Although they had myriad surf tunes, "Pipeline" was the Chantays' only hit single, and is considered one of the landmarks of the surf genre. The track's distinctive sound was largely due to the mix being "upside down" compared to typical rock and roll of the era; the bass guitar, electric piano and rhythm guitar were at the forefront, while the lead guitar and drums were less prominent. Although the 45-rpm was released only in monaural, the track was recorded in wide stereo, with the rhythm guitar hard left, the bass and drums hard right, and the electric piano and lead guitar centered. Modern reissues, beginning with the 1980 MCA Records 7" single, are stereophonic. “Pipeline” was originally written by Robert M Burns and sold to the Chantays. Robert also wrote many other surf songs of that era including "K-39."

The hit single was released in December 1962 on the label Downey, and was picked up for nationwide distribution by Dot Records as Dot 15-16440 in January 1963. Both releases spelled the band name as Chantay's.

In November 1997, the Chantays recorded a new acoustic version of the tune, entitled "Pipeline Unplugged", which was released on their album Waiting for the Tide.

The song was used as background music for the BBC's Match of the Day Goal of the Month competition. It was also used for many years during the 1980s and 1990s as the entrance music for the Edmonton Oilers ice hockey team at home games in Northlands Coliseum; "pipeline" is a pun on the oil industry.

== Chart performance ==

| Chart (1963) | Peak position |
|---|---|
| Canada CHUM Chart | 12 |
| New Zealand Lever Hit Parade | 6 |
| UK Singles (Official Charts) | 16 |
| US Billboard Hot 100 | 4 |
| US Billboard R&B Singles | 11 |

==Covers==
"Pipeline" was covered and recorded by a large number of other musicians including Johnny Thunders (whose live version plays over the closing credits of television series The Sopranos Season 6 (Part 1) episode entitled "The Ride"), Dick Dale (with Stevie Ray Vaughan and with Jimmie Vaughan), The Eagles, The Ventures, Nokie Edwards with the Light Crust Doughboys, Takeshi Terauchi & Blue Jeans, Art Greenhaw, Incredible Bongo Band, Bad Manners, Roger Powell (an electronic version titled "Pipeline '76", included as a bonus track on reissues of his 1980 album Air Pocket), Hanoi Rocks, Hank Marvin (duet with Duane Eddy on Hank's 1992 album Into the Light), Elton Motello, Agent Orange, The Challengers, Anthrax on the album Attack of the Killer B's, Gary Hoey on the album Monster Surf, The Low Babies, The Astronauts, Assassin, Hot Butter, Bruce Johnston, Sandy Nelson, Australia's Exploding White Mice, Yugoslav 1960s band Mladi, and Les Claypool's Duo de Twang's Four Foot Shack. Stevie Ray Vaughan and Dick Dale's version was also on the soundtrack for the 1987 film, Back to the Beach, as well as their separate compilation albums.

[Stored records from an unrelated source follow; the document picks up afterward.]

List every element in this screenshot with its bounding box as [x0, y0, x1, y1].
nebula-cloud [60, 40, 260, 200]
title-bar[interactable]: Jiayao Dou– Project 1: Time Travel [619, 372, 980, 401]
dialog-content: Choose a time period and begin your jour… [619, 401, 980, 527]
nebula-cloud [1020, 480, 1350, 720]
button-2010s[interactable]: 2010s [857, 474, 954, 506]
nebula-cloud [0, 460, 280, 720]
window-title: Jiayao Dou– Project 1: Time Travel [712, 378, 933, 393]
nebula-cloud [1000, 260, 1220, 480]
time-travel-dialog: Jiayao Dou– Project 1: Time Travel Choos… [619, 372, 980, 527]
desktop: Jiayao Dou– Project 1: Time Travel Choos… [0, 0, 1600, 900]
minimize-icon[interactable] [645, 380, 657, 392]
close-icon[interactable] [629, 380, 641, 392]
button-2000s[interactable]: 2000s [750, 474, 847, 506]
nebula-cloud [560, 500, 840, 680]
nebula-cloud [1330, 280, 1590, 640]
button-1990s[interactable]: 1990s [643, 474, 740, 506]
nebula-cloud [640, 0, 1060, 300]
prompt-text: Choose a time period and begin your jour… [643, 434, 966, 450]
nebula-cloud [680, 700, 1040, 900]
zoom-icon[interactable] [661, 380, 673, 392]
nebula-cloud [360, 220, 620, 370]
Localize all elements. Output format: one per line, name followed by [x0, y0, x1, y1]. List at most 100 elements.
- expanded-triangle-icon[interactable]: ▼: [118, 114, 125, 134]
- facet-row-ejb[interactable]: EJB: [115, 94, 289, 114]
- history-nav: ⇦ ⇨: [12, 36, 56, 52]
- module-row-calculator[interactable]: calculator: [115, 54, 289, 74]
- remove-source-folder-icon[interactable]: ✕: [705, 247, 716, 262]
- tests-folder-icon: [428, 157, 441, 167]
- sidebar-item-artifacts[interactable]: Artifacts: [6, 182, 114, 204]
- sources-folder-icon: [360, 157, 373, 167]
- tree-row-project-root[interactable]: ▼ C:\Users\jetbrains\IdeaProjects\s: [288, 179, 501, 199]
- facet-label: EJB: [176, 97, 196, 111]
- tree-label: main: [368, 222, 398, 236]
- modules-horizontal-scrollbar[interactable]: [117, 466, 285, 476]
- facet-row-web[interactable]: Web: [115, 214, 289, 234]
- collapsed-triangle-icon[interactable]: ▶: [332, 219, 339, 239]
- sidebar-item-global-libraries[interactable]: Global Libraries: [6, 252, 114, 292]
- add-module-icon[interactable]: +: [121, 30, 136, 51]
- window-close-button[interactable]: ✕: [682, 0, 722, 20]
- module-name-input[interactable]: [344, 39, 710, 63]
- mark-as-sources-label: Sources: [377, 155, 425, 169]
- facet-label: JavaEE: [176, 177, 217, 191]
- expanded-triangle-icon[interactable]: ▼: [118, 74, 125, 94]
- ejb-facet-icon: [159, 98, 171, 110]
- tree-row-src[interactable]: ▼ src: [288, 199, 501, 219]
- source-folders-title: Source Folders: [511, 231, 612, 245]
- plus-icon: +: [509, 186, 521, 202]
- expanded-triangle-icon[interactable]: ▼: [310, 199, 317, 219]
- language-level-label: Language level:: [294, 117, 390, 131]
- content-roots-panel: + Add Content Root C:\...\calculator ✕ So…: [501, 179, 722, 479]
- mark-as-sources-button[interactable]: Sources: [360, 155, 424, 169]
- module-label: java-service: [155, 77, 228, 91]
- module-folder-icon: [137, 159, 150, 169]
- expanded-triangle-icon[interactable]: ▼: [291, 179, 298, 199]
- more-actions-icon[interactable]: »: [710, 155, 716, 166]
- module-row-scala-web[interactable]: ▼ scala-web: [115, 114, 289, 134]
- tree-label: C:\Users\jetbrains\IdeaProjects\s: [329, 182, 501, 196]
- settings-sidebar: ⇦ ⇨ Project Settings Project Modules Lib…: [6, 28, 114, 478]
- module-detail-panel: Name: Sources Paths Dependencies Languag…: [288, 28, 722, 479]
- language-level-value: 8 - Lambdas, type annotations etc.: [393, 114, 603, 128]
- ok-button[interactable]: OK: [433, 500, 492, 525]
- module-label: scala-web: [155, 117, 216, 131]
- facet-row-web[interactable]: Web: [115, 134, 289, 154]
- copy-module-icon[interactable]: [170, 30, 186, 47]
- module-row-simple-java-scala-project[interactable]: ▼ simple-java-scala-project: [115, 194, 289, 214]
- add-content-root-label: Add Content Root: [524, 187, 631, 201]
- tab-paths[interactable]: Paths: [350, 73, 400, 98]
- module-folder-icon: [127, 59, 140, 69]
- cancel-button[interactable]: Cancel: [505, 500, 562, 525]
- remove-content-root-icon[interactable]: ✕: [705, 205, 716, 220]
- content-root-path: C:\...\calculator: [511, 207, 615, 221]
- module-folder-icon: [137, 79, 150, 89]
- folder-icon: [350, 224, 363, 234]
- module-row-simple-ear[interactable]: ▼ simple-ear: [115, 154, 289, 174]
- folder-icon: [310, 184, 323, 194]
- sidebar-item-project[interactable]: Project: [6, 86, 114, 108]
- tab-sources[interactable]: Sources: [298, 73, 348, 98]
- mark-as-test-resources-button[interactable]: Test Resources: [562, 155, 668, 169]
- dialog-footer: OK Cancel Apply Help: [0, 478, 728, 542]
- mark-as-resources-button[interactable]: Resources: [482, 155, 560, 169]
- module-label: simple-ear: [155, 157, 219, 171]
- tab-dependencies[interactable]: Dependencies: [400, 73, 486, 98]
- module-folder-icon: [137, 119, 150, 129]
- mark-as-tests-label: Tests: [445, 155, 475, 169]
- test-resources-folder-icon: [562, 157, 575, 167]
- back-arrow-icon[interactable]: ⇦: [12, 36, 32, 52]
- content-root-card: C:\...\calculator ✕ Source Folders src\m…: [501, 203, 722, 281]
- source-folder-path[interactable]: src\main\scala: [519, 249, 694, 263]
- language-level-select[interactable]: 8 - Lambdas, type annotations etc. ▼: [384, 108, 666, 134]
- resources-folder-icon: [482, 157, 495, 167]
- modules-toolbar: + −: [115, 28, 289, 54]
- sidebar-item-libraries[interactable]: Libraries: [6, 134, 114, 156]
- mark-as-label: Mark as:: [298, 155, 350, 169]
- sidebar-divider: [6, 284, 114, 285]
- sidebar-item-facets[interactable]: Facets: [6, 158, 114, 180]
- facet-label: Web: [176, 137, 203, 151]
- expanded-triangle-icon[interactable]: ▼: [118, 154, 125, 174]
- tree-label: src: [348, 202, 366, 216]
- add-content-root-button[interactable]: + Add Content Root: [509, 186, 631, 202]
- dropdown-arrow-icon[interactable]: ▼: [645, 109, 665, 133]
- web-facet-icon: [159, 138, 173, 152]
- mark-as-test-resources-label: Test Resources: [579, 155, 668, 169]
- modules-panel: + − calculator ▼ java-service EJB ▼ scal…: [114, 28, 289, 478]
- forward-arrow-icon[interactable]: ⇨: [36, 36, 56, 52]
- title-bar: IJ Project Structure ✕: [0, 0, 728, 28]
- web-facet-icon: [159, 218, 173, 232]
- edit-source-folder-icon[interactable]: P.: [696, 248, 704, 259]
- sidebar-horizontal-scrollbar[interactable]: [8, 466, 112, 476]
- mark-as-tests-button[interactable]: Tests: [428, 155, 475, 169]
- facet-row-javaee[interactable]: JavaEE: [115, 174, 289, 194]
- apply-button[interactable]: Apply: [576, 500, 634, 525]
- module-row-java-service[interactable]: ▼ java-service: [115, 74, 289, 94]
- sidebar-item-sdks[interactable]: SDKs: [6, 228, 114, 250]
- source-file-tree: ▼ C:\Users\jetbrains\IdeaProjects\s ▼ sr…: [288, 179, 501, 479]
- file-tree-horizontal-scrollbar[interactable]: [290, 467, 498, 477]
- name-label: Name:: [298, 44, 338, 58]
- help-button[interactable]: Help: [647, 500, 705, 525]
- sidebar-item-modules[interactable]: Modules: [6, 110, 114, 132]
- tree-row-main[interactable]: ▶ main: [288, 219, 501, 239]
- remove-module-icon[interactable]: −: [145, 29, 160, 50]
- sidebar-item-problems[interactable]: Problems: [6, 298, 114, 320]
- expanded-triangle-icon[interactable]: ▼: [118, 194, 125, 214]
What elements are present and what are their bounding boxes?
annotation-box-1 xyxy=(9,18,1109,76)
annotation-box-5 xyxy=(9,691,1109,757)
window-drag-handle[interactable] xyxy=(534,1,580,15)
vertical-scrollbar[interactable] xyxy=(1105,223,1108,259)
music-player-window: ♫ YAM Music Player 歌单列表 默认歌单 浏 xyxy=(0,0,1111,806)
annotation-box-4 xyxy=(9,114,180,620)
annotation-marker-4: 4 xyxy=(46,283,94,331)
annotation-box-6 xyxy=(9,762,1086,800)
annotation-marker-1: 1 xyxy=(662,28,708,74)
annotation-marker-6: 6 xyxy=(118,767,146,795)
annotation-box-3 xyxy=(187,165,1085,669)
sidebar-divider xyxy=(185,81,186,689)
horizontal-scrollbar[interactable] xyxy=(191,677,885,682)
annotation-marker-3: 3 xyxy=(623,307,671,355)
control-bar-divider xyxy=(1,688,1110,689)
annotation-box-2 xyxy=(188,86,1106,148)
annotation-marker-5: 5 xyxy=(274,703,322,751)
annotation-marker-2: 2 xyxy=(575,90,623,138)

A cover by The Ventures is prominently used in the 1992 Japanese film The Rocking Horsemen; in the plot, "Pipeline" inspires the protagonist to form a rock band with his high school classmates in Kan'onji, Kagawa during the 1960s.

In 2011, Pat Metheny released a solo acoustic guitar version of this song on his What's It All About album. In 2014 Bill Frisell released a jazz version of "Pipeline" on his Guitar in the Space Age! album.